Deambulaba en casa, inquieto por un artículo que no lograba escribir, y para calmar mi ansiedad me puse a ordenar mi escritorio atestado de plumas secas, facturas del gas, tarjetas de presentación antediluvianas, recibos del súper, pilas viejas chorreantes de hidróxido de sodio.
Esta semana corría en un parque de Coyoacán con los audífonos puestos, cuando por la radio oí al presidente Peña informar a la ONU: “México ha tomado la decisión de participar en las operaciones de mantenimiento de la paz de las Naciones Unidas, realizando labores de índole humanitaria en beneficio de la población civil”. Es decir, cascos azules mexicanos defenderán con armas la paz del mundo.
Y entonces imaginé un hogar con un padre alcohólico que enfurecido por el desempleo agarra a cinturonazos a sus hijos adolescentes y golpea a su esposa, unos hijos deprimidos que caen en la droga, una madre desahuciada que se refugia en los antidepresivos. Un día, ese mismo matrimonio, al oír a sus vecinos pegándose y gritando, acude en su auxilio y los sermonea sobre los secretos para una familia feliz. México es un polvorín con 31 mil homicidios en lo que va del sexenio, pero su gobierno dice percibir tanto bienestar que tiene tiempo y herramientas para luchar por la paz de otros.

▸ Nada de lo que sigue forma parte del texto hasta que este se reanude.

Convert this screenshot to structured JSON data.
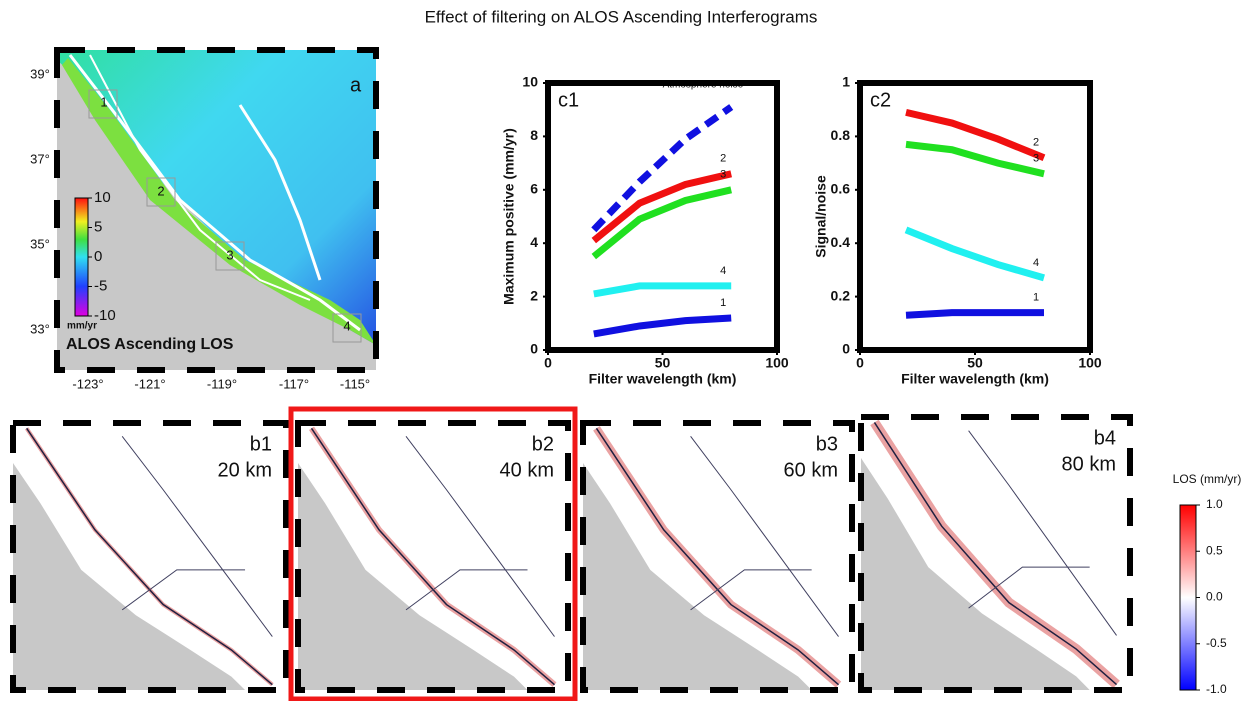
{
  "title": "Effect of filtering on ALOS Ascending Interferograms",
  "map_a": {
    "label": "a",
    "lat_labels": [
      "39°",
      "37°",
      "35°",
      "33°"
    ],
    "lon_labels": [
      "-123°",
      "-121°",
      "-119°",
      "-117°",
      "-115°"
    ],
    "box_labels": [
      "1",
      "2",
      "3",
      "4"
    ],
    "colorbar": {
      "ticks": [
        10,
        5,
        0,
        -5,
        -10
      ],
      "lim": [
        -10,
        10
      ],
      "unit": "mm/yr"
    },
    "caption": "ALOS Ascending LOS"
  },
  "chart_data": [
    {
      "type": "line",
      "label": "c1",
      "x_label": "Filter wavelength (km)",
      "y_label": "Maximum positive (mm/yr)",
      "x": [
        20,
        40,
        60,
        80
      ],
      "xlim": [
        0,
        100
      ],
      "xticks": [
        0,
        50,
        100
      ],
      "ylim": [
        0,
        10
      ],
      "yticks": [
        0,
        2,
        4,
        6,
        8,
        10
      ],
      "series": [
        {
          "name": "Atmosphere noise",
          "color": "#1010e0",
          "dashed": true,
          "values": [
            4.5,
            6.3,
            7.9,
            9.1
          ]
        },
        {
          "name": "2",
          "color": "#f01010",
          "values": [
            4.1,
            5.5,
            6.2,
            6.6
          ]
        },
        {
          "name": "3",
          "color": "#20e020",
          "values": [
            3.5,
            4.9,
            5.6,
            6.0
          ]
        },
        {
          "name": "4",
          "color": "#20f0f0",
          "values": [
            2.1,
            2.4,
            2.4,
            2.4
          ]
        },
        {
          "name": "1",
          "color": "#1010e0",
          "values": [
            0.6,
            0.9,
            1.1,
            1.2
          ]
        }
      ]
    },
    {
      "type": "line",
      "label": "c2",
      "x_label": "Filter wavelength (km)",
      "y_label": "Signal/noise",
      "x": [
        20,
        40,
        60,
        80
      ],
      "xlim": [
        0,
        100
      ],
      "xticks": [
        0,
        50,
        100
      ],
      "ylim": [
        0,
        1
      ],
      "yticks": [
        0,
        0.2,
        0.4,
        0.6,
        0.8,
        1
      ],
      "series": [
        {
          "name": "2",
          "color": "#f01010",
          "values": [
            0.89,
            0.85,
            0.79,
            0.72
          ]
        },
        {
          "name": "3",
          "color": "#20e020",
          "values": [
            0.77,
            0.75,
            0.7,
            0.66
          ]
        },
        {
          "name": "4",
          "color": "#20f0f0",
          "values": [
            0.45,
            0.38,
            0.32,
            0.27
          ]
        },
        {
          "name": "1",
          "color": "#1010e0",
          "values": [
            0.13,
            0.14,
            0.14,
            0.14
          ]
        }
      ]
    }
  ],
  "filtered_maps": [
    {
      "label": "b1",
      "wavelength": "20 km"
    },
    {
      "label": "b2",
      "wavelength": "40 km"
    },
    {
      "label": "b3",
      "wavelength": "60 km"
    },
    {
      "label": "b4",
      "wavelength": "80 km"
    }
  ],
  "los_colorbar": {
    "title": "LOS (mm/yr)",
    "lim": [
      -1,
      1
    ],
    "ticks": [
      {
        "value": 1,
        "label": "1.0"
      },
      {
        "value": 0.5,
        "label": "0.5"
      },
      {
        "value": 0,
        "label": "0.0"
      },
      {
        "value": -0.5,
        "label": "-0.5"
      },
      {
        "value": -1,
        "label": "-1.0"
      }
    ]
  }
}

Al anunciar que tendremos cascos azules, Peña manda el mensaje de que en vista de que somos una nación que avanza con reformas y supera la inmovilidad, ya puede darle la mano al mundo y anticipar “el nuevo sol en que los hombres volverán a ser hermanos” (Escucha, hermano, la canción de la alegría / el canto alegre del que espera un nuevo día / ven, danza; sueña cantando). Nada importa que, en realidad, en casa nos estemos arrancando los ojos.

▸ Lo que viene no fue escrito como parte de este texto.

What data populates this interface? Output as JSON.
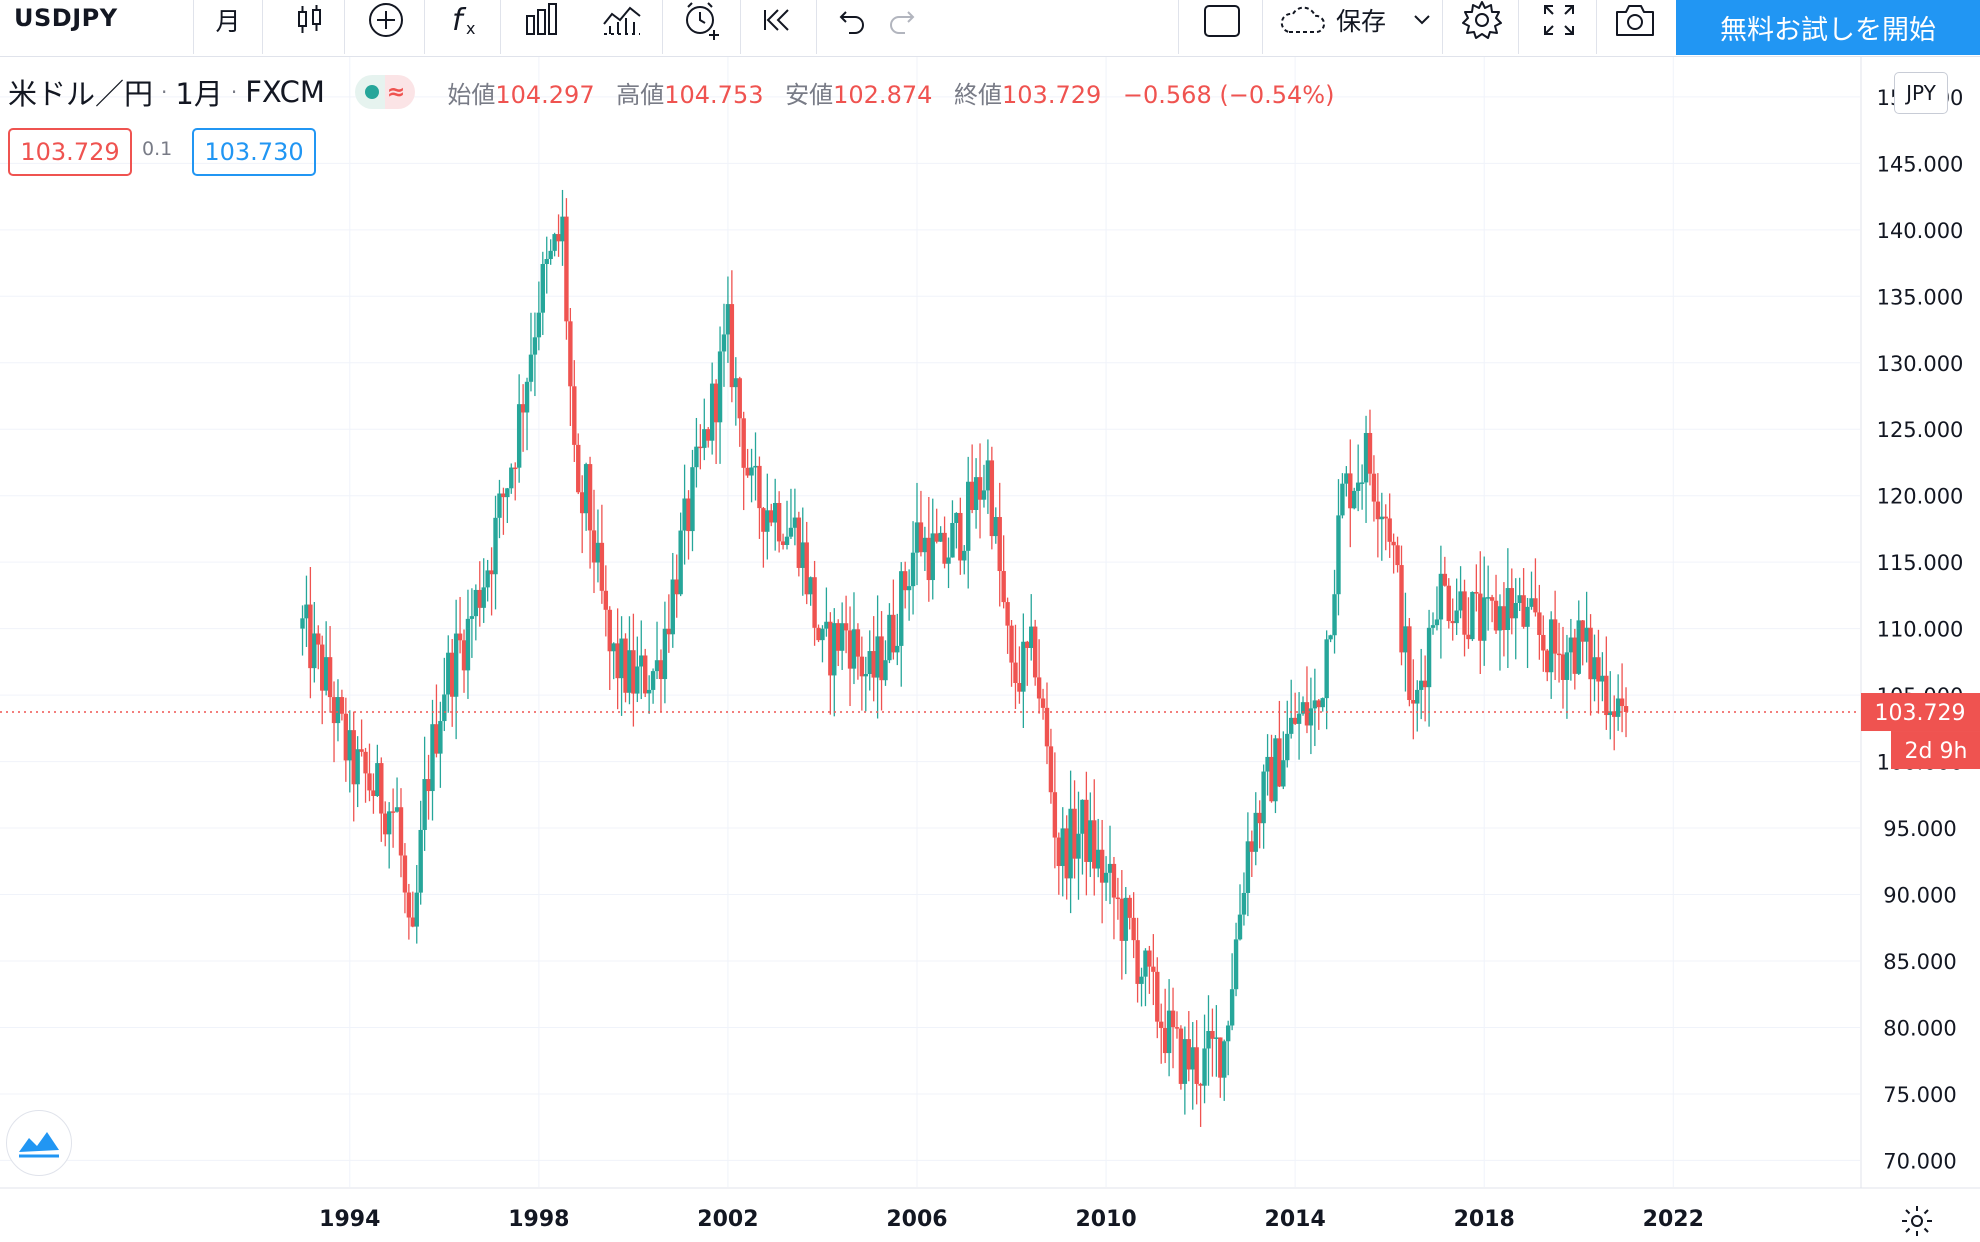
{
  "toolbar": {
    "symbol": "USDJPY",
    "interval": "月",
    "save_label": "保存",
    "try_button": "無料お試しを開始"
  },
  "legend": {
    "title": "米ドル／円",
    "interval": "1月",
    "source": "FXCM",
    "open_label": "始値",
    "open_value": "104.297",
    "high_label": "高値",
    "high_value": "104.753",
    "low_label": "安値",
    "low_value": "102.874",
    "close_label": "終値",
    "close_value": "103.729",
    "change": "−0.568 (−0.54%)"
  },
  "trade": {
    "sell_price": "103.729",
    "spread": "0.1",
    "buy_price": "103.730"
  },
  "currency_button": "JPY",
  "last_price_label": "103.729",
  "countdown_label": "2d 9h",
  "colors": {
    "up": "#26a69a",
    "down": "#ef5350",
    "accent": "#2196f3"
  },
  "chart_data": {
    "type": "candlestick",
    "title": "米ドル／円",
    "interval": "1月",
    "y_ticks": [
      "70.000",
      "75.000",
      "80.000",
      "85.000",
      "90.000",
      "95.000",
      "100.000",
      "105.000",
      "110.000",
      "115.000",
      "120.000",
      "125.000",
      "130.000",
      "135.000",
      "140.000",
      "145.000",
      "150.000"
    ],
    "x_ticks": [
      "1994",
      "1998",
      "2002",
      "2006",
      "2010",
      "2014",
      "2018",
      "2022"
    ],
    "ylim": [
      68,
      153
    ],
    "xlim": [
      1986.6,
      2025.95
    ],
    "last_price": 103.729,
    "grid": true,
    "series": [
      {
        "name": "USDJPY",
        "x": [
          1993.0,
          1993.5,
          1994.0,
          1994.5,
          1995.0,
          1995.3,
          1995.6,
          1996.0,
          1996.5,
          1997.0,
          1997.5,
          1998.0,
          1998.5,
          1998.8,
          1999.0,
          1999.5,
          2000.0,
          2000.5,
          2001.0,
          2001.5,
          2002.0,
          2002.5,
          2003.0,
          2003.5,
          2004.0,
          2004.5,
          2005.0,
          2005.5,
          2006.0,
          2006.5,
          2007.0,
          2007.5,
          2008.0,
          2008.5,
          2009.0,
          2009.5,
          2010.0,
          2010.5,
          2011.0,
          2011.5,
          2012.0,
          2012.5,
          2013.0,
          2013.5,
          2014.0,
          2014.5,
          2015.0,
          2015.5,
          2016.0,
          2016.5,
          2017.0,
          2017.5,
          2018.0,
          2018.5,
          2019.0,
          2019.5,
          2020.0,
          2020.5,
          2021.0
        ],
        "values": [
          110.0,
          106.0,
          100.0,
          98.0,
          96.0,
          84.0,
          98.0,
          106.0,
          110.0,
          116.0,
          124.0,
          135.0,
          140.0,
          118.0,
          120.0,
          108.0,
          106.0,
          107.0,
          116.0,
          124.0,
          132.0,
          120.0,
          119.0,
          117.0,
          108.0,
          110.0,
          106.0,
          110.0,
          117.0,
          115.0,
          118.0,
          122.0,
          106.0,
          108.0,
          93.0,
          95.0,
          91.0,
          87.0,
          82.0,
          78.0,
          77.0,
          79.0,
          94.0,
          99.0,
          103.0,
          104.0,
          120.0,
          123.0,
          118.0,
          103.0,
          113.0,
          112.0,
          110.0,
          112.0,
          110.0,
          108.0,
          109.0,
          106.0,
          103.7
        ]
      }
    ]
  }
}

Este gran escenario luminoso donde periodistas e intelectuales orgánicos caen rendidos al poder y acompañan el coro de “¡México avanza!”, evoca al sexenio de Salinas de Gortari. México irrumpía por fin en el primer mundo, y casi todos tiraban serpentinas y echaban chiquitibunes al Señor Presidente. Salinas era fiel a su máscara, la que sonreía porque éramos un país de justicia y desarrollo. Hasta que un grupo de indígenas llamados EZLN se ocuparon de arrancársela, y exhibieron el rostro del engaño.
Mientras nuestros cascos azules siembren la paz mundial, en México quizá falte poco para que a Peña Nieto le sea arrancada la máscara sonriente a la que le es tan fiel.